Importance: It is important to know the initial setting time, because of loss of useful properties of cement if the cement mortar or concrete is placed in moulds after this time. The importance of final setting time lies in the fact that the moulds can be removed after this time. The former defines the limit of handling and the latter defines the beginning of development of machanical strength.
Conditions Affecting Setting Time: The factors influencing the setting properties of cement are its composition, the percentage of retardant, degree of calcination, fineness of grinding, aeration subsequent to grinding clinker, percentage of water used to make cement paste, the temperature of the mixing water, cement and the atmosphere where the cement paste is placed, and the amount of manipulation the paste receives.The effect of lime, silica and alumina in controlling the set have been discussed in Sec. 5.3. The effect of gypsum is to increase the setting time of freshly ground cement. It is usually mixed with the clinker before final grinding, or just after the clinker has received preliminary grinding. The addition of gypsum before calcination causes it to decompose into lime and sulphur trioxide. Since the latter is liberated in the kiln, there is resulting effect on the setting time. Often, an underlimed cement becomes quick setting after seasoning.

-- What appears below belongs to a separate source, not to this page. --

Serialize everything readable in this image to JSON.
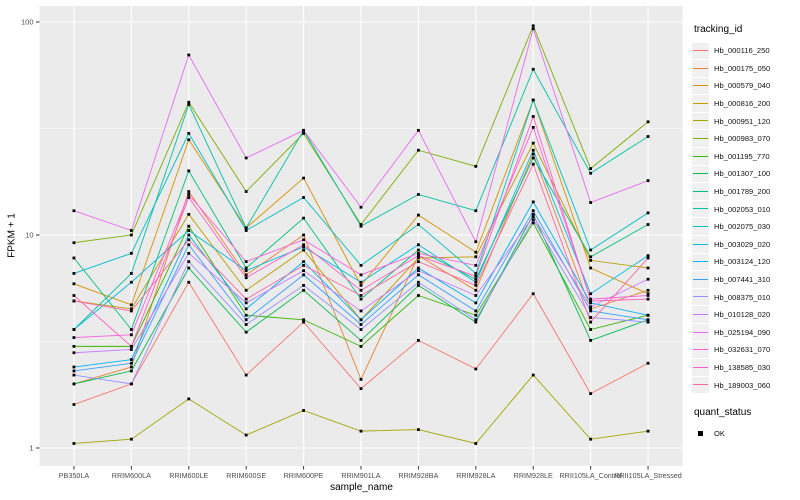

This can be avoided by adding to the cement 1 or 2 per cent of hydrated lime or the fraction of a per cent of Plaster of Paris. Setting time of cement is rapid with the increase in the fineness of cement. When the mixing water used in testing cement paste is increased by 1 per cent above that required for normal consistency, an increase of about 30 minutes or more is observed in the initial or final set.
Cements stored in warm rooms will, in general, be quick setting than those stored in cold places. Cold mixing water retards set while warm water accelerates it. Cement exposed to thoroughly saturated atmosphere will set much more slowly than those exposed to a dry atmosphere. If, however, a considerable proportion of moist CO2 is present in the air, the setting time is found to reduce greatly. By lengthening the time of mixing and by prolonged troweling of the surface mortars, it is also possible to considerably delay the setting time.
Test Procedure: A neat cement paste is prepared by gauging cement with 0.85 times the water required to give a paste of standard consistency. The stop watch is started at the instant water is added to the cement. The mould resting on a nonporous plate is filled completely with cement
paste and the surface of filled paste is levelled smooth with the top of the mould. The test is conducted at room temperature of 27± 2 o C. The mould with the cement paste is placed in the Vicat's
apparatus as shown in Fig. 5.9 and the needle is lowered gently in contact with the test block and is then quickly released. The needle thus penetrates the test block and the reading on the Vicat's
apparatus graduated scale is recorded. The procedure is repeated until the needle fails to pierce the block by about 5 mm measured from the bottom of the mould. The stop watch is pushed off and the time is recorded which gives the initial setting time.
The cement is considered to be finally set when upon applying the needle gently to the surface of test block, the needle makes an impression, but the attachment fails to do so.